Forward-looking surveys including future household finances, economic conditions or “time to buy a major household item” are all trending upwards, pointing towards a boost in consumer spending throughout 2025.
“While recent improvements in sentiment have been driven by prospects of rate cuts, better disposable income thanks to tax cuts/fiscal support, and lower inflation, consumers remain relatively cautious around household finances,” Bui said.
“We believe that household consumption in 2025 will likely get a boost from a low base in 2023-24. Consumers can also turn more positive as the RBA starts cutting rates and inflation pressures continue to stabilise.”
Business conditions have also appeared to stabilise at slightly positive levels, after easing throughout 2024.
“Cost pressures remain elevated for businesses and are not being fully passed onto consumers, which may be weighing on profitability and therefore overall business conditions,” NAB chief economist Alan Oster said.

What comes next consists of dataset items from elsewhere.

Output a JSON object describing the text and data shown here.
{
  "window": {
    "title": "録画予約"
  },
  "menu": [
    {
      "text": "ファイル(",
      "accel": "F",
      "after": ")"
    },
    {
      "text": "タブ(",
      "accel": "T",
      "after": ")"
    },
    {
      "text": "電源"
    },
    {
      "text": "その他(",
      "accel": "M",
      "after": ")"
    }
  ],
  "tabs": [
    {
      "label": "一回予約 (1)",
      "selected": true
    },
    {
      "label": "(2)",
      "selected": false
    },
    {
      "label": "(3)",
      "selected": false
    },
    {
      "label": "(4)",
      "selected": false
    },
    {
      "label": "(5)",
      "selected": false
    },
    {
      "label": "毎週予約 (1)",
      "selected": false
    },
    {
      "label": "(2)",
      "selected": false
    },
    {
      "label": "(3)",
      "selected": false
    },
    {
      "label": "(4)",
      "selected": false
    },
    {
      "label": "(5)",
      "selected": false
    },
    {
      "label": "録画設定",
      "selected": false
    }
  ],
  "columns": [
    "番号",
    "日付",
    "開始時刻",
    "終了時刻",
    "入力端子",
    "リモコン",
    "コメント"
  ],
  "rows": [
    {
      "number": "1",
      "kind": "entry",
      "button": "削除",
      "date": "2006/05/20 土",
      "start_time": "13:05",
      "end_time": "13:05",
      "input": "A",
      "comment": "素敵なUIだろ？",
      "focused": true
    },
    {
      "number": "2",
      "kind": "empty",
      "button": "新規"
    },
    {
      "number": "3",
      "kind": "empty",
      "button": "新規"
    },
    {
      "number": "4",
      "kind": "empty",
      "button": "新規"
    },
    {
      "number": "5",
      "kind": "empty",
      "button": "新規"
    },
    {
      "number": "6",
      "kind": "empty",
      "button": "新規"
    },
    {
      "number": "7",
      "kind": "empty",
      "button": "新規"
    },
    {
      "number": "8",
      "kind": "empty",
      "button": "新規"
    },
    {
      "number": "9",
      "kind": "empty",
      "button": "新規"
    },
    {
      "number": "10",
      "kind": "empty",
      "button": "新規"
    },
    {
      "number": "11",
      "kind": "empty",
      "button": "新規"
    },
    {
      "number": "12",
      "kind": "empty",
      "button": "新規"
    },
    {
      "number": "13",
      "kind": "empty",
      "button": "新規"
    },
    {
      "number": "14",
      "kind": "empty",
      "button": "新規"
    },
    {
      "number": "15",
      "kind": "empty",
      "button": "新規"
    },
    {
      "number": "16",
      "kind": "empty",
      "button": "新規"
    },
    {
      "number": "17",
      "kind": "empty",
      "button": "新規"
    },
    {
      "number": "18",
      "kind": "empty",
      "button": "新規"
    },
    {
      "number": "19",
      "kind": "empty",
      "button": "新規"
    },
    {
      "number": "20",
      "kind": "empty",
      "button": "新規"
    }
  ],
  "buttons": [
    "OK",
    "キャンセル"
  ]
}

“Conditions weakened in the first read of the year,” Oster said. “This was driven by weaker trading and profitability conditions, while employment conditions marginally improved. Of note, retail conditions pulled back after strong gains in December.”
NAB price surveys found that labour cost growth increased slightly to 1.8 per cent quarter-on-quarter, while input cost growth eased to 1.1 per cent and final product prices remained unchanged at 0.8 per cent.
“Overall, labour costs have been stickier, and while they have consistently trended down, the progress has been slower than the other two (input & output prices) surveys,” Bui said.
House price expectations have also been trending downwards since mid-last year. However, Bui predicted that the house price downswing would be short-lived due to incoming RBA rate cuts.
According to Bui, cautiously optimistic consumer and business statistics should not get in the way of the RBA cutting rates in February, although “they might suggest a gradual approach to easing throughout 2025.”